Until the mid-20th century, when folk culture prevailed before the industrial era took over, the natural and built landscape of the country, particularly on the islands and in rural centres, mainly reflected the production and processing of food. The windmills and watermills, the dovecotes, winepresses, the storerooms and wineries, the oil presses and all the means used in the transport of foodstuffs, from caiques to barrels, clay pots and baskets are part of the country’s gastronomic culture.
The vineyards of Santorini, Nemea or Naoussa, the Mesolonghi lagoon, the olive grove of Amphissa and the lentil fields of Englouvi on Lefkada, the bean fields of Prespes, the estates of the Kambos on Chios with their citrus orchards are all examples of typical landscapes that bear the stamp of their cultivations.

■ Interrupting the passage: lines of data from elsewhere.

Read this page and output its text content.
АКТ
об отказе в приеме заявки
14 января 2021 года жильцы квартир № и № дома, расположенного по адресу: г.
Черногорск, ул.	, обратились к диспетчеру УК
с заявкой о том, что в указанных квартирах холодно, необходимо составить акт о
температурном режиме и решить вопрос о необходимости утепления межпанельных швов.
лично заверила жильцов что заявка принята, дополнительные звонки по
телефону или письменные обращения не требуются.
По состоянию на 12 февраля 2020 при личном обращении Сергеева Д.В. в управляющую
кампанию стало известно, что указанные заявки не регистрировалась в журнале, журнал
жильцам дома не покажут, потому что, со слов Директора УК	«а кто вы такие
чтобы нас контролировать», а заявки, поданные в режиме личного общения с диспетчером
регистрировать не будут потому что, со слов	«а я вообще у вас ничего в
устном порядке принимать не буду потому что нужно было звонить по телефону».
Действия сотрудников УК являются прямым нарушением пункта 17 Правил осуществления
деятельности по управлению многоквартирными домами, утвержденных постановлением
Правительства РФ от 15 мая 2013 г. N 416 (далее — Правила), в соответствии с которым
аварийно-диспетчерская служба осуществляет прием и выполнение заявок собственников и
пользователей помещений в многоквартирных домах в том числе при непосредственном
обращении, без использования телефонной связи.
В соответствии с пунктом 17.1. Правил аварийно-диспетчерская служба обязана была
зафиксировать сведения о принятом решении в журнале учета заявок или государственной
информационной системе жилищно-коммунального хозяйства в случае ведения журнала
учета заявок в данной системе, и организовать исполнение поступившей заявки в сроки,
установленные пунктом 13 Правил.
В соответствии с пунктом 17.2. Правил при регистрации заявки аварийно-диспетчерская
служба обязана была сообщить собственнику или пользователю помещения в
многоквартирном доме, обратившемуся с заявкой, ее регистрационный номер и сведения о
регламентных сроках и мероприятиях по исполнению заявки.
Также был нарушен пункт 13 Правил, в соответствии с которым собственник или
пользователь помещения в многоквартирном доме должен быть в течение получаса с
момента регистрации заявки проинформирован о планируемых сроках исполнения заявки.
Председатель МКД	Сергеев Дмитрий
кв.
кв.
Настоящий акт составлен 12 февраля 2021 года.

The archaeology and folklore of Greece with their wealth of ceramic vessels, the specialized museums dedicated to the Olive founded by the Cultural Foundation of the Bank of Piraeus in Sparti and Lesvos, the many museums devoted to winemaking, like the Koutsoyiannopoulos on Santorini, Boutaris in Macedonia, Gerovasiliou in Halkidiki, are places where the visitor can form a clear image of the history of olive oil and wine.
All these sights in Greece – landscapes, buildings, museums – are integral parts of each region and complete its gastronomic image.